I would make them more or less specific to each individual class and have ties between class groups. For example with Martials, Fighters would get battlefield control maneuvers (tripping attack, pushing attack, disarming strike), monks would get debilitating maneuvers (like grappling strike, slowing strike, eventually stunning strike), barbarians would get melee AoE maneuvers (slashing whirlwind, earthtremor, charging attack, etc).

The classes' different "Invocations" would be specific to them. Artificers have a feature similar to Invocations (Infusions), and none of them replicate spells. Every class would have a unique style of Invocation-like features.
 

Bill Zebub

“It’s probably Matt Mercer’s fault.”
Look at the DMGr ules for tracking. If the quarry walks on bare floor without actual an obvious trail, tracking is impossible. Meaning you need actual magic to break the rules to continue. 3e made a killng creating spells to break the limits of mundane rules.

Which, to me, is an argument for preternatural* senses. Wolverine was a Ranger.

*Do you like how I avoided the words magical, superhuman, and supernatural?
 

Remathilis

Legend
Because the way to do the thing Aragorn does in D&D is spells. Even in the martial heavy 4e, many of the iconic Rangery things are magic.

In the Past, WOTC would attempt to create other subsystems to sell to fulls of different styles to closer match what they want.

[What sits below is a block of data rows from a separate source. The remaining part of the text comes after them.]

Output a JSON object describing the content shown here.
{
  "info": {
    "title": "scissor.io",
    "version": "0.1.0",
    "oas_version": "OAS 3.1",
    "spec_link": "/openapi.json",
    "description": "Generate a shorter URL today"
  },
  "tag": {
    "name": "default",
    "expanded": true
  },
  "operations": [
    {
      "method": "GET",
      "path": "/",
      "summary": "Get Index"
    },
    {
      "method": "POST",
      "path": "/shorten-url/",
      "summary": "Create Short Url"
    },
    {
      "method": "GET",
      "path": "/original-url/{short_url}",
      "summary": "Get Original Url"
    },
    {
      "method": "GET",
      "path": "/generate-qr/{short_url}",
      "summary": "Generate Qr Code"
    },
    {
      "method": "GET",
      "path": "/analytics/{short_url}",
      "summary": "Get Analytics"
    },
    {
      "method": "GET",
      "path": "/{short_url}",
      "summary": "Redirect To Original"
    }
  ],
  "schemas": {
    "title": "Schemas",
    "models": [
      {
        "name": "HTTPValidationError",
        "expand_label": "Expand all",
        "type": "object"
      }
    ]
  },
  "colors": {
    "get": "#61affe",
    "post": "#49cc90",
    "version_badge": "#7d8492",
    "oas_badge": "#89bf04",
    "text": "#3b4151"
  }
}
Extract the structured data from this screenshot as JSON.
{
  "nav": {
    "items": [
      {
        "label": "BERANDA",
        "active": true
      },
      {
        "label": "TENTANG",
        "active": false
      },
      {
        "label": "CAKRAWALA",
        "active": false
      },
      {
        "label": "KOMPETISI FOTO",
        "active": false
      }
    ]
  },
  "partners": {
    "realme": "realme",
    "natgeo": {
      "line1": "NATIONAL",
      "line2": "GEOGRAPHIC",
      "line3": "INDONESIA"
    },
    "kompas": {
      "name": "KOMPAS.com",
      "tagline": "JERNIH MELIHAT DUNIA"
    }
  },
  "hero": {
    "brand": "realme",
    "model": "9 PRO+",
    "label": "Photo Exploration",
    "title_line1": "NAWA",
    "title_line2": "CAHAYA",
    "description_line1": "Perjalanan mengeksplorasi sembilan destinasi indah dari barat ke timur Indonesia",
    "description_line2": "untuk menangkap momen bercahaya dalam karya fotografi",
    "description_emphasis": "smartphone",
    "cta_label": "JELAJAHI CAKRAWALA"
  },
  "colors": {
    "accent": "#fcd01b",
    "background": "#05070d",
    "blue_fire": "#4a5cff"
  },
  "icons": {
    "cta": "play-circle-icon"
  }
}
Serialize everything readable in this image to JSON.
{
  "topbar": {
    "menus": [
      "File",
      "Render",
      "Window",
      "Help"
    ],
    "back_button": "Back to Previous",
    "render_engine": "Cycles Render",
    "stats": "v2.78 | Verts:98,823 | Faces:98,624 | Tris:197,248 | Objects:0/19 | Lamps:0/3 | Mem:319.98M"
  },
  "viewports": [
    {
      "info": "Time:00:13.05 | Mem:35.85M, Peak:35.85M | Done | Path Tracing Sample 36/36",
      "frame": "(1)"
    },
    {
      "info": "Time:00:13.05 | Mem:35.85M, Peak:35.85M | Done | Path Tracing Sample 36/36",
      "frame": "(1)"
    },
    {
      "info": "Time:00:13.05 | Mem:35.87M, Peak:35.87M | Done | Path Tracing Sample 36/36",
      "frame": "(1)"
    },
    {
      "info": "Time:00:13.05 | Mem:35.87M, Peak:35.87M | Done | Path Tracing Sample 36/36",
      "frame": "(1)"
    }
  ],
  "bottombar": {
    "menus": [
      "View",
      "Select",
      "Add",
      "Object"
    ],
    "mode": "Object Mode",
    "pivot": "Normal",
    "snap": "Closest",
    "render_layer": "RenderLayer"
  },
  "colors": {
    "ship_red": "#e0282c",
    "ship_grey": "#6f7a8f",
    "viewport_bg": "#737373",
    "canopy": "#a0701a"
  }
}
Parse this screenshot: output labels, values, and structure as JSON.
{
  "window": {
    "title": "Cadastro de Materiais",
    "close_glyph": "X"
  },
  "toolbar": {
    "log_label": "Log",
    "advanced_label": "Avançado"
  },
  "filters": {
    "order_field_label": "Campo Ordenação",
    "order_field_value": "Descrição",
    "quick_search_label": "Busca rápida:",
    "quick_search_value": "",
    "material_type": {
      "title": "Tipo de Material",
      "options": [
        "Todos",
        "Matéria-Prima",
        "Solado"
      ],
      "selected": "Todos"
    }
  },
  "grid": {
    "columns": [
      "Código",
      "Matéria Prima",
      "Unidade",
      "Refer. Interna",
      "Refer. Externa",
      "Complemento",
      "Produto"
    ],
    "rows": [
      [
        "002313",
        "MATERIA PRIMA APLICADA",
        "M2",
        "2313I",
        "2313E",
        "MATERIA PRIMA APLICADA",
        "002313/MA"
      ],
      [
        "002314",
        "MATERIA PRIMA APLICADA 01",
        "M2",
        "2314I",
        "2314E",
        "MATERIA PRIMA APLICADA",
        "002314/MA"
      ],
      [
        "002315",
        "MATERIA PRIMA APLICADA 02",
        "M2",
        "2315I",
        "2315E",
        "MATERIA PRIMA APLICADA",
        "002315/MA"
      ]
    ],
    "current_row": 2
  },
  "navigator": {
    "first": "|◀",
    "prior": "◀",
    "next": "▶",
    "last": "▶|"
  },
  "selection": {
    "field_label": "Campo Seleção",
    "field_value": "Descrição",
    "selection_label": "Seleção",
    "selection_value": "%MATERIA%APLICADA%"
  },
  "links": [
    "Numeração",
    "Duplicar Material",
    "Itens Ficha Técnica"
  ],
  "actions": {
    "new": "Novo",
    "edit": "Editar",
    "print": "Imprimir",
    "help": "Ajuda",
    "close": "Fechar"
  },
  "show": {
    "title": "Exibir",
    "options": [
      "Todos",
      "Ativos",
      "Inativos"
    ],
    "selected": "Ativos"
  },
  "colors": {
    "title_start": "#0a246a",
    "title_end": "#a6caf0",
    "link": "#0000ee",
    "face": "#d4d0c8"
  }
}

Those subsystems we're always magical (invocations, infusions, truenaming, pact magic, shadow magic, totems, infusions,) but you had options.

That's GONE in 5e and OneDnD.

It's spells and things that refer to spells
But how many of those systems were good? Psionics took how many tries to do across 2e, 3e, and 4e? Incarnum wasn't well received. Neither was Tome of Magic. Neither TSR nor WotC ever managed to make a non-spell magic system that ever caught on. I guess WotC just feels spells are a better received version of 4e powers and treat them as such.
 

Cadence

Legend
Supporter
They used too.

0e and 1e rangers had both Divine and Arcane magic.
While they had variety, it doesn't feel like they would be considered "1/2 casters". They had a grand total of 1 spell at 8th level, and grew to 10 spells (4 1st, 4 2nd, 2 3rd at) at 17th level. And they had to learn the MU spells the hard way, and couldn't read scrolls to do it.

It's that way because again a noticeable percentaage ofthe community wont allow it otherwise.

Look at the DMGr ules for tracking. If the quarry walks on bare floor without actual an obvious trail, tracking is impossible. Meaning you need actual magic to break the rules to continue. 3e made a killng creating spells to break the limits of mundane rules.

In 1e to track underground they "must have observed the creature to be tracked within 3 turns (30 minutes) of the commencement of tracking and the ranger must being tracking at a place where the creature was observed." So being hard to track is a recent thing.

The 5e quote about tracking is balanced earlier in the paragraph by "No roll is necessary in situations where the tracking is obvious." How are they supposed to be tracked on bare stone when they don't leave a trail? In any case, Bare stone has a base DC of 20. And then it feels odd that leaving a trail of blood only changes it by 5. Bleh!